Extend openTSNE to specific purposes

pavlin-policar / openTSNE

Extensible, parallel implementations of t-SNE

https://opentsne.rtfd.io

BSD 3-Clause "New" or "Revised" License

1.42k stars 157 forks source link

Extend openTSNE to specific purposes #232

Closed Yangxiaojun1230 closed 1 year ago

Yangxiaojun1230 commented 1 year ago

          I'm glad you've fixed it! I'll go ahead and close this issue for the time being then.

Do you mean you want to create an embedding on part of the points first, then add the other points into the embedding? If so, you can do that using the .transform functionality. But if you do go this route, the new points you put in with the .transform won't consider interactions between themselves, and that often isn't what you'd want.

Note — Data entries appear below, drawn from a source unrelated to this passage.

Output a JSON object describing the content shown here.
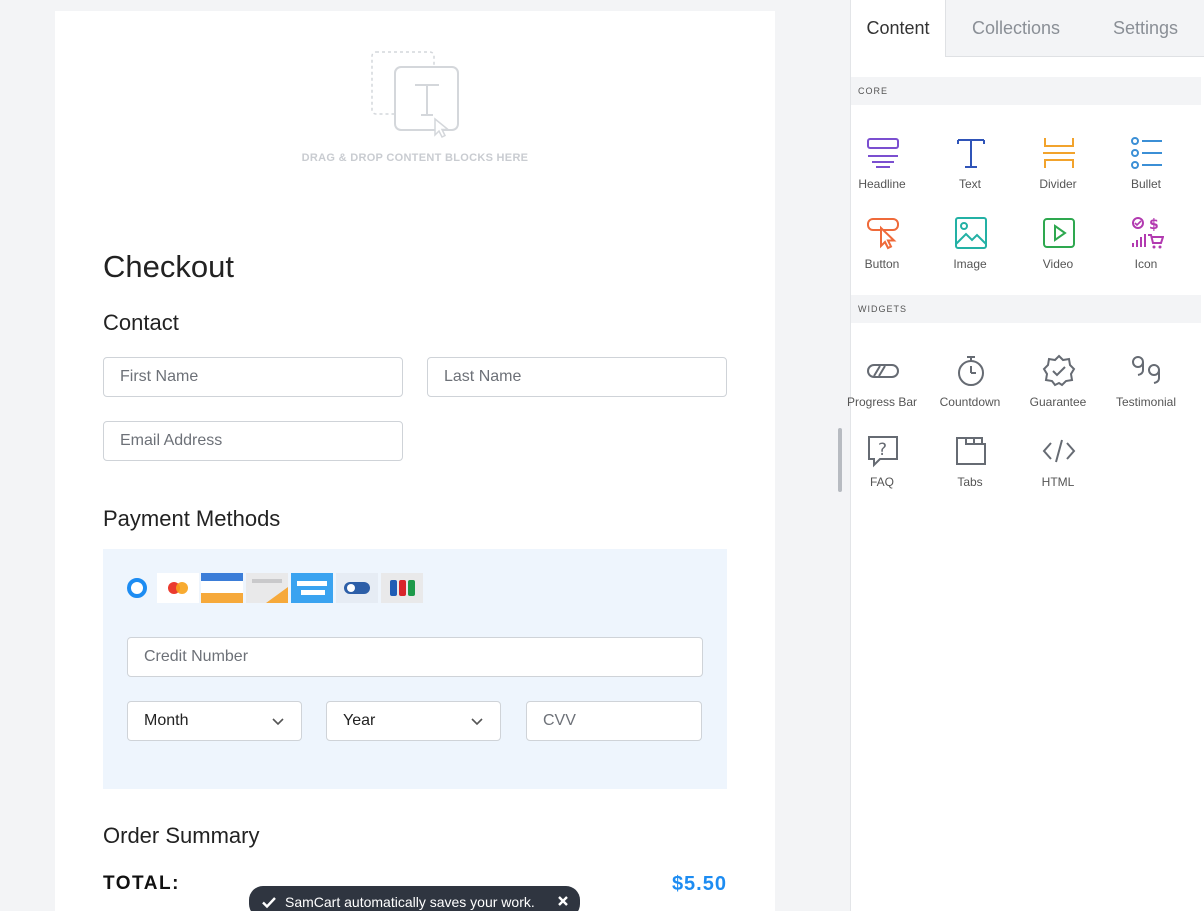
{
  "canvas": {
    "drop_text": "DRAG & DROP CONTENT BLOCKS HERE",
    "checkout_title": "Checkout",
    "contact": {
      "title": "Contact",
      "first_name_placeholder": "First Name",
      "last_name_placeholder": "Last Name",
      "email_placeholder": "Email Address"
    },
    "payment": {
      "title": "Payment Methods",
      "card_logos": [
        "mastercard-icon",
        "card-blue-orange-icon",
        "card-gray-icon",
        "card-lightblue-icon",
        "toggle-card-icon",
        "jcb-icon"
      ],
      "credit_number_placeholder": "Credit Number",
      "month_value": "Month",
      "year_value": "Year",
      "cvv_placeholder": "CVV"
    },
    "order_summary": {
      "title": "Order Summary",
      "total_label": "TOTAL:",
      "total_value": "$5.50"
    },
    "accent_color": "#1d8cf2"
  },
  "toast": {
    "message": "SamCart automatically saves your work."
  },
  "panel": {
    "tabs": [
      {
        "label": "Content",
        "active": true
      },
      {
        "label": "Collections",
        "active": false
      },
      {
        "label": "Settings",
        "active": false
      }
    ],
    "core": {
      "title": "CORE",
      "blocks": [
        {
          "label": "Headline",
          "icon": "headline-icon"
        },
        {
          "label": "Text",
          "icon": "text-icon"
        },
        {
          "label": "Divider",
          "icon": "divider-icon"
        },
        {
          "label": "Bullet",
          "icon": "bullet-icon"
        },
        {
          "label": "Button",
          "icon": "button-icon"
        },
        {
          "label": "Image",
          "icon": "image-icon"
        },
        {
          "label": "Video",
          "icon": "video-icon"
        },
        {
          "label": "Icon",
          "icon": "icon-icon"
        }
      ]
    },
    "widgets": {
      "title": "WIDGETS",
      "blocks": [
        {
          "label": "Progress Bar",
          "icon": "progress-bar-icon"
        },
        {
          "label": "Countdown",
          "icon": "countdown-icon"
        },
        {
          "label": "Guarantee",
          "icon": "guarantee-icon"
        },
        {
          "label": "Testimonial",
          "icon": "testimonial-icon"
        },
        {
          "label": "FAQ",
          "icon": "faq-icon"
        },
        {
          "label": "Tabs",
          "icon": "tabs-icon"
        },
        {
          "label": "HTML",
          "icon": "html-icon"
        }
      ]
    }
  }
}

Or do you mean you want to fix the final position of only some of the points and have all the other points be optimized w.r.t. that? That is an interesting use case, and I've often thought about implementing that, but this isn't possible in the current version of openTSNE.

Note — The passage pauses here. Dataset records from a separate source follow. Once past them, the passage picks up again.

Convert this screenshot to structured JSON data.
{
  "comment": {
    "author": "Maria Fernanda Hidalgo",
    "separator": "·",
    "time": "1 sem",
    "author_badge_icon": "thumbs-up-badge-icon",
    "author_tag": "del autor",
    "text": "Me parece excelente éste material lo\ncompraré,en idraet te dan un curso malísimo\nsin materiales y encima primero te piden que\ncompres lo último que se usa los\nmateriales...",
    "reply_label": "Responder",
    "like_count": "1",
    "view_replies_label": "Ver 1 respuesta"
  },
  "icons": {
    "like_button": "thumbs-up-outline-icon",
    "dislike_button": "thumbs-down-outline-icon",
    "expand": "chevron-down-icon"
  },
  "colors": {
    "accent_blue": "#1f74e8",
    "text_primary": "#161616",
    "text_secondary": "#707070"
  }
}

Originally posted by @pavlin-policar in https://github.com/pavlin-policar/openTSNE/issues/230#issuecomment-1413881697

Yangxiaojun1230 commented 1 year ago

Hi Pavlin, Yep, I want to extend openTSNE to the second scenario which you mentioned above. My immature idea is that through input a id list and set the corresponding point coordinates in embedding space to fixed value. But I am not sure if it is feasible, since it will impact the scale of the total embedding space.

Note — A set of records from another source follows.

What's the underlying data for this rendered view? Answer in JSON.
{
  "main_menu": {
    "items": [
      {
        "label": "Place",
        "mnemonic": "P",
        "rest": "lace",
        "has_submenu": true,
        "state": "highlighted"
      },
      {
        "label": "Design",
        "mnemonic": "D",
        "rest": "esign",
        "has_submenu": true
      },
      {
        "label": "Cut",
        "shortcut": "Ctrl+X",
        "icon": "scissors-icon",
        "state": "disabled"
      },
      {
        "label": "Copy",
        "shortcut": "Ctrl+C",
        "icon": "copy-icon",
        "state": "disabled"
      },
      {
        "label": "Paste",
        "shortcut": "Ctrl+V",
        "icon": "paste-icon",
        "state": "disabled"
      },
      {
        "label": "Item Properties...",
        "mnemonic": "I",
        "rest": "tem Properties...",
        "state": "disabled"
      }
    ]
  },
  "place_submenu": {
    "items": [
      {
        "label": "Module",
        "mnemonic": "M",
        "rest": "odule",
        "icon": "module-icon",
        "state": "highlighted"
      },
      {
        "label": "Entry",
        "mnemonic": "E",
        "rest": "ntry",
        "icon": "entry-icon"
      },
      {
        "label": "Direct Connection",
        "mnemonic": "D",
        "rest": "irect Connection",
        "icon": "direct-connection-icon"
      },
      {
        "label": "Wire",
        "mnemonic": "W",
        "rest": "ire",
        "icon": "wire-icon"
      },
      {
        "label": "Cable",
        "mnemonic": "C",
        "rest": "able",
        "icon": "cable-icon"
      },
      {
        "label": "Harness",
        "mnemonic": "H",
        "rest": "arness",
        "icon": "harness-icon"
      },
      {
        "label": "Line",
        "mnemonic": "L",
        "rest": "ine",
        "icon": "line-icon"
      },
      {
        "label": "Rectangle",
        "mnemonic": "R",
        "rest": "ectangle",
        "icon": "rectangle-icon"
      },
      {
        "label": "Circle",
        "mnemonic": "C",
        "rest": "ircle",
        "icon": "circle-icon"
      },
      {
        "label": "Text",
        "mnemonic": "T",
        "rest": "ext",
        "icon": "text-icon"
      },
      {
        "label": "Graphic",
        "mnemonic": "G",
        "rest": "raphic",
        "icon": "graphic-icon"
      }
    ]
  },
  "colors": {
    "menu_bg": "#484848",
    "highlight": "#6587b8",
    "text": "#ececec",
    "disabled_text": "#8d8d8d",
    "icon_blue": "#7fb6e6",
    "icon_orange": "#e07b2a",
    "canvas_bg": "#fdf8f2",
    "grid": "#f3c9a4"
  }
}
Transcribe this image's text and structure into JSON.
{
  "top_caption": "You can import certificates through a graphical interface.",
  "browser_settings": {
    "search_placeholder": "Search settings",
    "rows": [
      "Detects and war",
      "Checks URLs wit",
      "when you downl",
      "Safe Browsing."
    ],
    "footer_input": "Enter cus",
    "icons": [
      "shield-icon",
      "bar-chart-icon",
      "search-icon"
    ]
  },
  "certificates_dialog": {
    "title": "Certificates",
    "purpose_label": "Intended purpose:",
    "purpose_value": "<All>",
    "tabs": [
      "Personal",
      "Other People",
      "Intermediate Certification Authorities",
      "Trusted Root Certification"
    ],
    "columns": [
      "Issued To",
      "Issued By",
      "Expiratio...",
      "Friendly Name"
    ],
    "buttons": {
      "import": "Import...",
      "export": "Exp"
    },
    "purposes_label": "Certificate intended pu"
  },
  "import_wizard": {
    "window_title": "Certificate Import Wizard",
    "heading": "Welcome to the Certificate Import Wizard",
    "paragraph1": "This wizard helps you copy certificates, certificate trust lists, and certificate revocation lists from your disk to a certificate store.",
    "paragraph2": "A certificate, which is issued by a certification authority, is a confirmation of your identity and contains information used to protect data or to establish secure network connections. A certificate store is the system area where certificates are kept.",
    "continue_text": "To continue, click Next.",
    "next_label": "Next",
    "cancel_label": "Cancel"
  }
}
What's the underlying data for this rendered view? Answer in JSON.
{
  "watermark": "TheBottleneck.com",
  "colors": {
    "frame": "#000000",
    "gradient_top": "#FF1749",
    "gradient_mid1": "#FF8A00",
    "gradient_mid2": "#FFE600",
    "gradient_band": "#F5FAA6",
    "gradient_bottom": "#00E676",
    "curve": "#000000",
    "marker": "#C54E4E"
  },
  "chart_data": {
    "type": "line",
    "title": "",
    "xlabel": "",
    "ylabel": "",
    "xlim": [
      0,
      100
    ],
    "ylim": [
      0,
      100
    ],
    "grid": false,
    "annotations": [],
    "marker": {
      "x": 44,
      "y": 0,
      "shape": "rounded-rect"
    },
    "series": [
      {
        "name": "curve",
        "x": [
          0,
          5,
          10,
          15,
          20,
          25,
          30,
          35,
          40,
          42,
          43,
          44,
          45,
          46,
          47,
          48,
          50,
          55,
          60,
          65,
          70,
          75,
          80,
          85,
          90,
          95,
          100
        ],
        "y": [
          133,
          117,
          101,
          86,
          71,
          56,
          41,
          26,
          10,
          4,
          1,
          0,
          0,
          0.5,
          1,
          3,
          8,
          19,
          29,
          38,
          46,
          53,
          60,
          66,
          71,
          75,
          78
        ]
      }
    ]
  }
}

pavlin-policar commented 1 year ago

The most straightforward way to achieve this would probably be to mask out the gradients for these points, effectively fixing them in place. Most likely, you'd just need to zero out the update for the given rows here.

But you are correct in that you'd now be changing the scale of the embedding which can be problematic. For instance, if you use an initialization that isn't rescaled to something tiny, (hence the reason for our initialization.rescale function, the optimization doesn't work. The span (x_max -x_min) tends to increase during optimization. You'd likely need to tinker with the optimization parameters to get this to work properly.

I'm interested in what your use case is here? The use-case I was thinking of previously was to allow user intervention and allow the user to steer the embedding, but I've never really been convinced of the practical uses of that.

Yangxiaojun1230 commented 1 year ago

The use-case I was thinking of previously was to allow user intervention and allow the user to steer the embedding, but I've never really been convinced of the practical uses of that

Hi Pavlin, Thanks for your advice. I will try on my case and see the results. My case is layout planning in briefly, for instance, we have million of nodes(machines) need to be placed in a specified area, each node has connectivities with other nodes and has self-weight. We will encode these nodes into a high dimension space through a neural network , and then use dimension reduction method to a 2D plane. For some basic reasons, some machines should be placed on certain positions.

pavlin-policar commented 1 year ago

I see. Yes, like I said, the masking approach would probably be the easiest way to do this, but you'll likely need to tinker around with the optimization parameters. Let me know how it goes!

I'll close this for the time being, since there is nothing actionable I can really do here, but if you need any more help or have any questions later on, please feel free to ask them here.